Smart Meters, Dumb Utilities
Why do consumers hate smart meters? In the current Sierra, contributing writer Dashka Slater examines the backlash--from Tea Partiers who see them as a U.N. plot, to Marinites who blame their radio frequency radiation for a host of ills. That backlash is now so large, reports Mark Chediak for Bloomberg, that it's delaying a $29 billion program to upgrade the U.S. electricity grid. Iowa's MidAmerican Energy says it's going to hold off on deploying smart meters "while it assesses how other power companies address complaints"; Alliant Energy is taking it slow off too, while the state of Connecticut has put Northeast Utilities' proposal to install 1.2 million smart meters on hold while it comes up with a state policy.

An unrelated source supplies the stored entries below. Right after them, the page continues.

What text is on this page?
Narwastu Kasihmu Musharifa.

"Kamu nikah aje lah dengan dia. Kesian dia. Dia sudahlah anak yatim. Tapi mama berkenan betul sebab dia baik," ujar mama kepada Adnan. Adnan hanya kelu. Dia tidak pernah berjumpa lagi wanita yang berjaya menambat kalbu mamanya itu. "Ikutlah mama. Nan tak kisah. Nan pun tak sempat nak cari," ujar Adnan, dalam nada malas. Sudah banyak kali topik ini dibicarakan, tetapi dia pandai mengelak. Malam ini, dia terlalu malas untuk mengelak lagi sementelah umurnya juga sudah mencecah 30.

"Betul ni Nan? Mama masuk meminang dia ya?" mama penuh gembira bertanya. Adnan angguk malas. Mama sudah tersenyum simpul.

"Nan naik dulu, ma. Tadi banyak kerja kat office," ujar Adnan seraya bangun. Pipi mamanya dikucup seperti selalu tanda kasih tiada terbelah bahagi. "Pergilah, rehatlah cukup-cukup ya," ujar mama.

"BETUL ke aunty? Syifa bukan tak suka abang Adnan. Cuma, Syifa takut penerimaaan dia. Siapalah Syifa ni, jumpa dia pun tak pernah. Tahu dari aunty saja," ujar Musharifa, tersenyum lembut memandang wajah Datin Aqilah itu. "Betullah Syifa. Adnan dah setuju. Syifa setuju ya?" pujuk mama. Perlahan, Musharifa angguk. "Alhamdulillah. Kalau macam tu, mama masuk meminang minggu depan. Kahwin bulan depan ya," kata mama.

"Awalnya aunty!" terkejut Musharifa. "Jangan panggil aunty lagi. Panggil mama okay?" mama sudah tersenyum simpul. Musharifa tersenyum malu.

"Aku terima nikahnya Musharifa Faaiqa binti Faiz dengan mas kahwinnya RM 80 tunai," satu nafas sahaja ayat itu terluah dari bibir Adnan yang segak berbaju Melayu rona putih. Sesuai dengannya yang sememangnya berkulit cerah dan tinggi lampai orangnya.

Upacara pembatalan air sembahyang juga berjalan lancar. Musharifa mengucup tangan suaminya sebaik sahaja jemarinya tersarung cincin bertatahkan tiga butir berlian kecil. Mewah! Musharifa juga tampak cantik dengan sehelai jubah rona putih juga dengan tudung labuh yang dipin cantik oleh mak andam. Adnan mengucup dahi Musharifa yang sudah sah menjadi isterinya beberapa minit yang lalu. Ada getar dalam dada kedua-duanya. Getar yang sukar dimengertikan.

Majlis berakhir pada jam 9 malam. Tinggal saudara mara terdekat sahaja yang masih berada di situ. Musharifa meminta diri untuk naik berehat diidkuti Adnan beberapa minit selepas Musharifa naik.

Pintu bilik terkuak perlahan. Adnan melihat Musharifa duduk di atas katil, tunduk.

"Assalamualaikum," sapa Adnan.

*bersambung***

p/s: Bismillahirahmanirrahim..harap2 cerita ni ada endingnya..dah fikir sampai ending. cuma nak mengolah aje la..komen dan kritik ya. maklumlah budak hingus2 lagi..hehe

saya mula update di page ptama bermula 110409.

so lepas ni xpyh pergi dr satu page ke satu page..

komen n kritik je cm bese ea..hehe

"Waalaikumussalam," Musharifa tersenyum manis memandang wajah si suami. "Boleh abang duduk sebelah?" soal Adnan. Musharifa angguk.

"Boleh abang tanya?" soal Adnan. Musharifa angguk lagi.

Meanwhile, in California, Pacific Gas & Electric and Southern California Edison are rolling out 10.3 million smart meters--but have had to agree to let customers keep their traditional meters for an initial $75 fee, and an extra $10 a month added to their bills.
Fears of U.N. conspiracies and radio waves aside, the utilities have only themselves to blame for public recalcitrance. The devices were initially touted as offering consumers a way to save money, but the time-of-use pricing mechanisms necessary to enact such a system have yet to be put in place. (It didn't help that initially many of the meters were overcharging consumers.) The utilities, meanwhile, are saving buckets of money by laying off meter-readers, but are still passing on the costs of the smart meters to consumers. True, consumers can see groovy, extremely detailed graphic representations of their power usage, but that and $2 will buy you a coffee at Starbucks.
In Bloomberg, Mark Toney of the consumer advocacy Utility Reform Network suggests that the appropriate model for pricing smart meters should be like pricing Internet connections. "We kind of like the model for broadband, where nobody is forced to take it, but people see the value in it and are willing to pay more for it." Instead, the utilities gave consumers nothing, and charged them for it. No wonder some of them are hostile.